In a revealing article in Britain's Daily Telegraph, many of the country's largest estate agents are creating susidiary firms which act as property searchers, or 'buying agents', and which charge a fee and 'act independently for the buyer'. Among the firms cited are Private Property Search (Strutt & Parker), The Buying Solution (Knight Frank) and Prime Purchase (Savills).
Search fees can be as high as one or two percent of the property purchase price, usually with a minimum payment, in addition to any commission charged by the estate agency handling the transaction.
Among the advantages claimed by property searchers featured in the article were their in-depth knowledge of the local market, prices and property values - all of which, some commentators argue, should be the stock-in-trade of a competent estate agent; and leading potential users of such services in Britain to question where precisely is the added value?
Buying property in a foreign country such as France is a different matter, due to the language and a different system of law. In France, the estate agency sector is rigorously controlled, with estate agents licensed by the regional Prefecture and governed by the Loi Hoguet of January 1970.
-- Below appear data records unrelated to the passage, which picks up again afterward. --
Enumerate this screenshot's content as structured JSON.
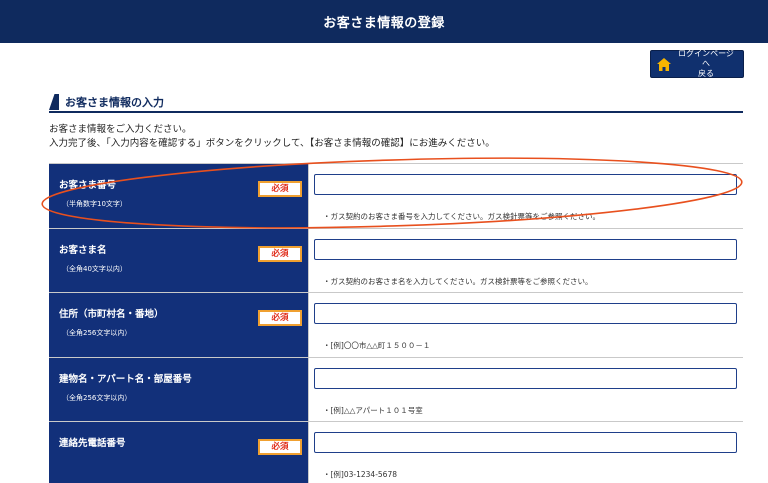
{
  "header": {
    "title": "お客さま情報の登録"
  },
  "login_button": {
    "label_line1": "ログインページへ",
    "label_line2": "戻る",
    "icon": "home-icon"
  },
  "section": {
    "heading": "お客さま情報の入力"
  },
  "intro": {
    "line1": "お客さま情報をご入力ください。",
    "line2": "入力完了後、「入力内容を確認する」ボタンをクリックして、【お客さま情報の確認】にお進みください。"
  },
  "form": {
    "required_label": "必須",
    "rows": [
      {
        "label": "お客さま番号",
        "sub": "（半角数字10文字）",
        "required": true,
        "value": "",
        "hint": "・ガス契約のお客さま番号を入力してください。ガス検針票等をご参照ください。"
      },
      {
        "label": "お客さま名",
        "sub": "（全角40文字以内）",
        "required": true,
        "value": "",
        "hint": "・ガス契約のお客さま名を入力してください。ガス検針票等をご参照ください。"
      },
      {
        "label": "住所（市町村名・番地）",
        "sub": "（全角256文字以内）",
        "required": true,
        "value": "",
        "hint": "・[例]〇〇市△△町１５００－１"
      },
      {
        "label": "建物名・アパート名・部屋番号",
        "sub": "（全角256文字以内）",
        "required": false,
        "value": "",
        "hint": "・[例]△△アパート１０１号室"
      },
      {
        "label": "連絡先電話番号",
        "sub": "",
        "required": true,
        "value": "",
        "hint": "・[例]03-1234-5678"
      }
    ]
  },
  "colors": {
    "navy": "#0f2a5e",
    "label_bg": "#12307a",
    "badge_border": "#f0a030",
    "badge_text": "#e0301e",
    "annotation": "#e8501e"
  }
}
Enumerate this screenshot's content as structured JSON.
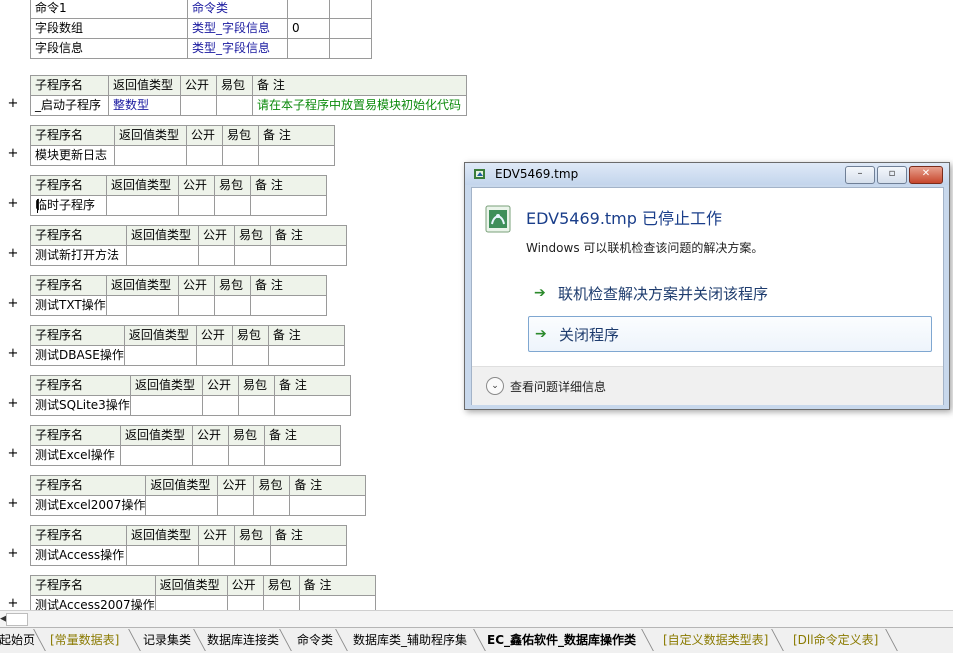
{
  "top_rows": [
    {
      "name": "命令1",
      "type": "命令类",
      "extra": ""
    },
    {
      "name": "字段数组",
      "type": "类型_字段信息",
      "extra": "0"
    },
    {
      "name": "字段信息",
      "type": "类型_字段信息",
      "extra": ""
    }
  ],
  "headers": {
    "name": "子程序名",
    "ret": "返回值类型",
    "pub": "公开",
    "easy": "易包",
    "note": "备 注"
  },
  "subs": [
    {
      "name": "_启动子程序",
      "ret": "整数型",
      "note": "请在本子程序中放置易模块初始化代码"
    },
    {
      "name": "模块更新日志",
      "ret": "",
      "note": ""
    },
    {
      "name": "临时子程序",
      "ret": "",
      "note": ""
    },
    {
      "name": "测试新打开方法",
      "ret": "",
      "note": ""
    },
    {
      "name": "测试TXT操作",
      "ret": "",
      "note": ""
    },
    {
      "name": "测试DBASE操作",
      "ret": "",
      "note": ""
    },
    {
      "name": "测试SQLite3操作",
      "ret": "",
      "note": ""
    },
    {
      "name": "测试Excel操作",
      "ret": "",
      "note": ""
    },
    {
      "name": "测试Excel2007操作",
      "ret": "",
      "note": ""
    },
    {
      "name": "测试Access操作",
      "ret": "",
      "note": ""
    },
    {
      "name": "测试Access2007操作",
      "ret": "",
      "note": ""
    }
  ],
  "plus": "+",
  "tabs": [
    {
      "label": "起始页",
      "style": "normal"
    },
    {
      "label": "[常量数据表]",
      "style": "yellow"
    },
    {
      "label": "记录集类",
      "style": "normal"
    },
    {
      "label": "数据库连接类",
      "style": "normal"
    },
    {
      "label": "命令类",
      "style": "normal"
    },
    {
      "label": "数据库类_辅助程序集",
      "style": "normal"
    },
    {
      "label": "EC_鑫佑软件_数据库操作类",
      "style": "active"
    },
    {
      "label": "[自定义数据类型表]",
      "style": "yellow"
    },
    {
      "label": "[Dll命令定义表]",
      "style": "yellow"
    }
  ],
  "dialog": {
    "title": "EDV5469.tmp",
    "heading": "EDV5469.tmp 已停止工作",
    "subtext": "Windows 可以联机检查该问题的解决方案。",
    "option1": "联机检查解决方案并关闭该程序",
    "option2": "关闭程序",
    "footer": "查看问题详细信息",
    "btn_min": "–",
    "btn_max": "▫",
    "btn_close": "✕",
    "arrow": "➔",
    "chev": "⌄"
  }
}
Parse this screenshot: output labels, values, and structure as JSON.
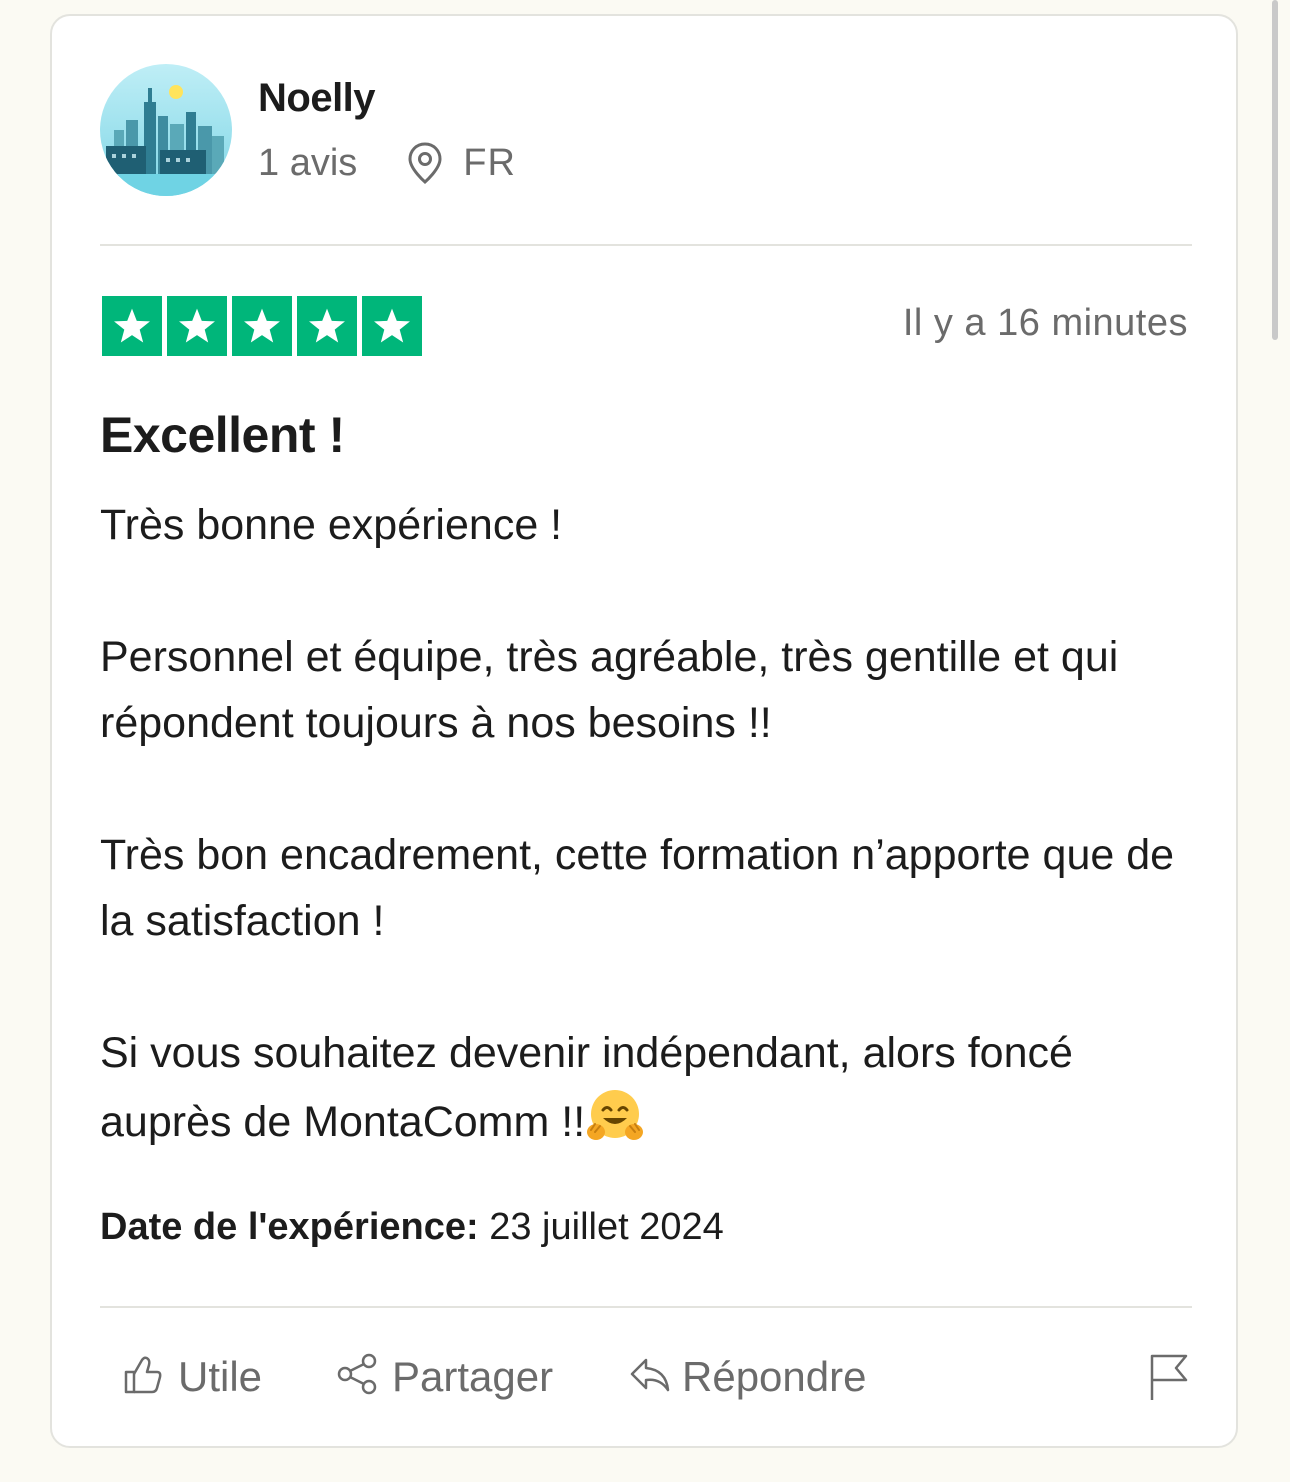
{
  "reviewer": {
    "name": "Noelly",
    "reviews_count": "1 avis",
    "country": "FR",
    "avatar_icon": "city-skyline-avatar"
  },
  "review": {
    "rating": 5,
    "rating_max": 5,
    "star_color": "#00b67a",
    "time_ago": "Il y a 16 minutes",
    "title": "Excellent !",
    "paragraphs": [
      "Très bonne expérience !",
      "Personnel et équipe, très agréable, très gentille et qui répondent toujours à nos besoins !!",
      "Très bon encadrement, cette formation n’apporte que de la satisfaction !",
      "Si vous souhaitez devenir indépendant, alors foncé auprès de MontaComm !!"
    ],
    "trailing_emoji": "hugging-face-emoji",
    "experience_label": "Date de l'expérience:",
    "experience_date": "23 juillet 2024"
  },
  "actions": {
    "useful_label": "Utile",
    "share_label": "Partager",
    "reply_label": "Répondre",
    "report_icon": "flag-icon"
  }
}
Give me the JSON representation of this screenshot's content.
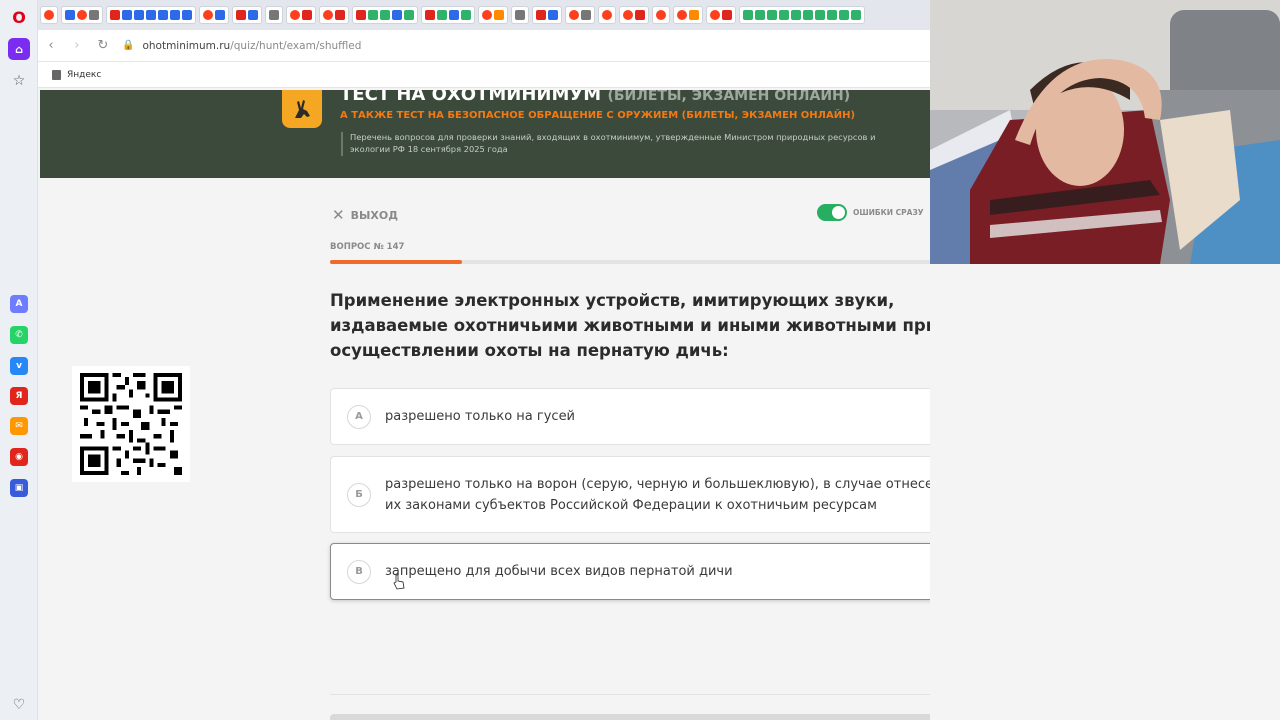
{
  "browser": {
    "url_domain": "ohotminimum.ru",
    "url_path": "/quiz/hunt/exam/shuffled",
    "bookmark_label": "Яндекс",
    "sidebar_icons": [
      "opera-icon",
      "home-icon",
      "star-icon",
      "heart-icon"
    ]
  },
  "banner": {
    "title": "ТЕСТ НА ОХОТМИНИМУМ",
    "title_sub": "(БИЛЕТЫ, ЭКЗАМЕН ОНЛАЙН)",
    "subtitle": "А ТАКЖЕ ТЕСТ НА БЕЗОПАСНОЕ ОБРАЩЕНИЕ С ОРУЖИЕМ (БИЛЕТЫ, ЭКЗАМЕН ОНЛАЙН)",
    "description": "Перечень вопросов для проверки знаний, входящих в охотминимум, утвержденные Министром природных ресурсов и экологии РФ 18 сентября 2025 года"
  },
  "controls": {
    "exit_label": "ВЫХОД",
    "toggle_label": "ОШИБКИ СРАЗУ",
    "toggle_on": true
  },
  "quiz": {
    "question_number": "ВОПРОС № 147",
    "progress_fraction": 0.2,
    "question": "Применение электронных устройств, имитирующих звуки, издаваемые охотничьими животными и иными животными при осуществлении охоты на пернатую дичь:",
    "answers": [
      {
        "letter": "А",
        "text": "разрешено только на гусей"
      },
      {
        "letter": "Б",
        "text": "разрешено только на ворон (серую, черную и большеклювую), в случае отнесения их законами субъектов Российской Федерации к охотничьим ресурсам"
      },
      {
        "letter": "В",
        "text": "запрещено для добычи всех видов пернатой дичи"
      }
    ]
  },
  "colors": {
    "accent_orange": "#f06a29",
    "banner_green": "#3b4a3a",
    "toggle_green": "#27ae60"
  }
}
One of the weaknesses of the French system however is the widespread use of 'commercial agents' - self-employed individuals attached by contract to an estate agency, who rely in turn for their legitimacy on the employing agency's licence and through which they obtain their personal 'carte professionnelle'.
The system can be open to abuse when an 'agent commercial' operates independently - as a property searcher or negotiator - and may have only a tenuous link with the employing estate agency, which could be one licensed in another Département. Some national networks rely on this method of working, and the estate agency professional body FNAIM have been critical of the system.
The status of property searchers working in France was clarified by a ministerial reply of 12 August 2008, which stated that an independent property searcher can legitimately act on behalf of a client, outside the provisions of the Loi Hoguet, provided he was paid a fee by the client and did not rely on a commission from the sale of a property (Journal Officiel Q. 20525, p. 6987).
This is the position adopted by my firm, and enables us to remain completely independent, when advising our clients on all aspects of living, working and buying property in France.